The modern foreign policy thinking, mostly inherited from the European policymakers of the 18Th and 19Th century, are based on National Self Interest and Quest of Material Resources. However, if one cared to notice, both of these need to change. We have moved far from the mercantilists and slowly the nation states are dying, and communities in the supra-national formations [like the EU] will take its place. Material resources are still important, but the war of ideas is indeed hotting up. With the spread of people participation in the state across the world, it is becoming more and more important to win the battle of ideas than the battle for material resources.

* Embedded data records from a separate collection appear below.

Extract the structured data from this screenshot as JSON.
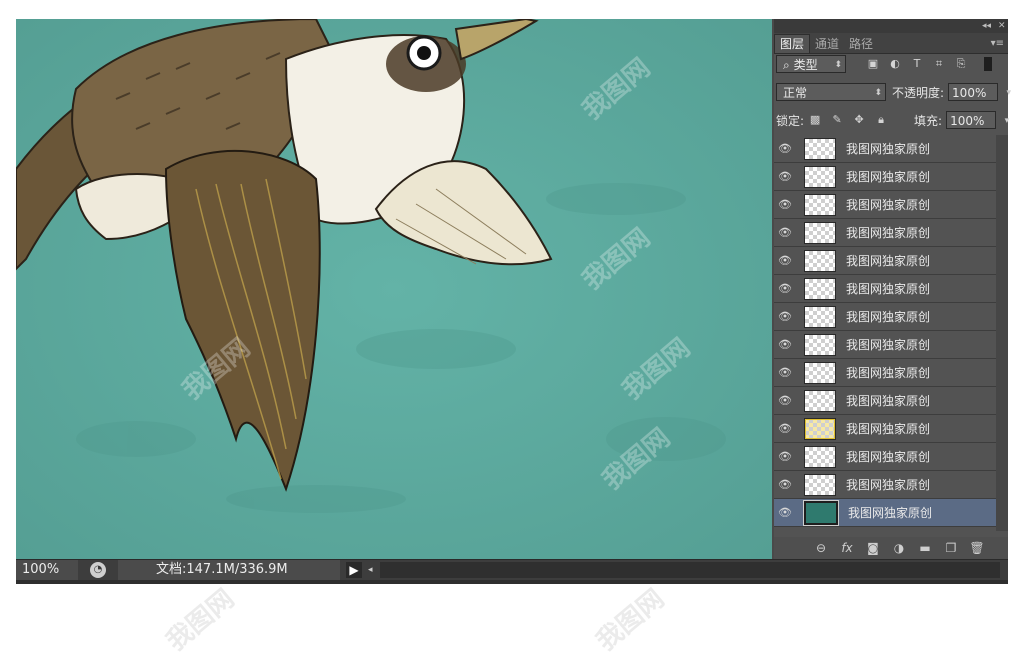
{
  "layers_panel": {
    "collapse_label": "◂◂",
    "close_label": "✕",
    "tabs": [
      {
        "label": "图层",
        "active": true
      },
      {
        "label": "通道",
        "active": false
      },
      {
        "label": "路径",
        "active": false
      }
    ],
    "filter": {
      "search_glyph": "⌕",
      "kind_label": "类型"
    },
    "blend_mode": "正常",
    "opacity_label": "不透明度:",
    "opacity_value": "100%",
    "lock_label": "锁定:",
    "fill_label": "填充:",
    "fill_value": "100%",
    "layers": [
      {
        "name": "我图网独家原创",
        "thumb": "transparent",
        "active": false
      },
      {
        "name": "我图网独家原创",
        "thumb": "transparent",
        "active": false
      },
      {
        "name": "我图网独家原创",
        "thumb": "transparent",
        "active": false
      },
      {
        "name": "我图网独家原创",
        "thumb": "transparent",
        "active": false
      },
      {
        "name": "我图网独家原创",
        "thumb": "transparent",
        "active": false
      },
      {
        "name": "我图网独家原创",
        "thumb": "transparent",
        "active": false
      },
      {
        "name": "我图网独家原创",
        "thumb": "transparent",
        "active": false
      },
      {
        "name": "我图网独家原创",
        "thumb": "transparent",
        "active": false
      },
      {
        "name": "我图网独家原创",
        "thumb": "transparent",
        "active": false
      },
      {
        "name": "我图网独家原创",
        "thumb": "transparent",
        "active": false
      },
      {
        "name": "我图网独家原创",
        "thumb": "yellow",
        "active": false
      },
      {
        "name": "我图网独家原创",
        "thumb": "transparent",
        "active": false
      },
      {
        "name": "我图网独家原创",
        "thumb": "transparent",
        "active": false
      },
      {
        "name": "我图网独家原创",
        "thumb": "teal",
        "active": true
      }
    ],
    "footer_icons": [
      "link-layers-icon",
      "fx-icon",
      "add-mask-icon",
      "adjustment-layer-icon",
      "new-group-icon",
      "new-layer-icon",
      "delete-layer-icon"
    ]
  },
  "status_bar": {
    "zoom": "100%",
    "doc_info": "文档:147.1M/336.9M"
  },
  "watermark_text": "我图网",
  "colors": {
    "canvas_bg": "#5eada1",
    "panel_bg": "#535353",
    "active_layer": "#5b6b85"
  }
}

And, the Burmese problem, seen in the prism of this different reality, appear so different from what it is today, trapped in the sphere of influence thinking and relegated to the Chinese one. It is important to be able to create a supra-national formation in Asia just like Europe - a region of free trade, movement and democracy. This has to happen if we have to avoid war and destruction, and the growth of fundamentalism and terrorism, which threatens the whole civilization. Such a formation can not be dreamt up with South-east Asia's biggest nation being unfree, poor and disconnected from the world. The example we set today, by standing by and letting the tyrants sentence the leader of democratic movement, will work against this Asian dream.

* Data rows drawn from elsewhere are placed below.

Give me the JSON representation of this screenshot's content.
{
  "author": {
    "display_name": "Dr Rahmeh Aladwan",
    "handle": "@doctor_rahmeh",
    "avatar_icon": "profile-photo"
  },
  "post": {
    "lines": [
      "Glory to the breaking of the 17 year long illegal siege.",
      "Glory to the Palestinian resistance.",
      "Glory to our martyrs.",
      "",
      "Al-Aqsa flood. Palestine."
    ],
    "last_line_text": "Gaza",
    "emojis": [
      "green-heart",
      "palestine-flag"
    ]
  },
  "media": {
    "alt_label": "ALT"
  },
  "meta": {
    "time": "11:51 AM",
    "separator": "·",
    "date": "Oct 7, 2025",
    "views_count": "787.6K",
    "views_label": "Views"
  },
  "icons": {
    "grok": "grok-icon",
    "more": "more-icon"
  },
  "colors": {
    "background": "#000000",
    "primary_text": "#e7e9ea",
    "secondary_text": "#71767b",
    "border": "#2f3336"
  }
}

Besides, this will surely make all of us lose the battle of ideas. If we care about democracy and security, we need to go into war. This is as much a just cause of intervention as there ever was in Iraq. I would not say Afghanistan, but I am tempted to - events like this allow terrorists to think that they can get away - by hiding behind some international set-up and sphere of influence chess. It will eventually come to that, a face-off of ideas, and Burma will be as strategically important as any other country.
So, yes, time for action in Burma. I think every country in the region should do all it can to get the Generals out. It must end and it must end soon. And, I don't think we should not leave it just to our government, but we must organize ourselves and press on with this - in every country, wherever we are.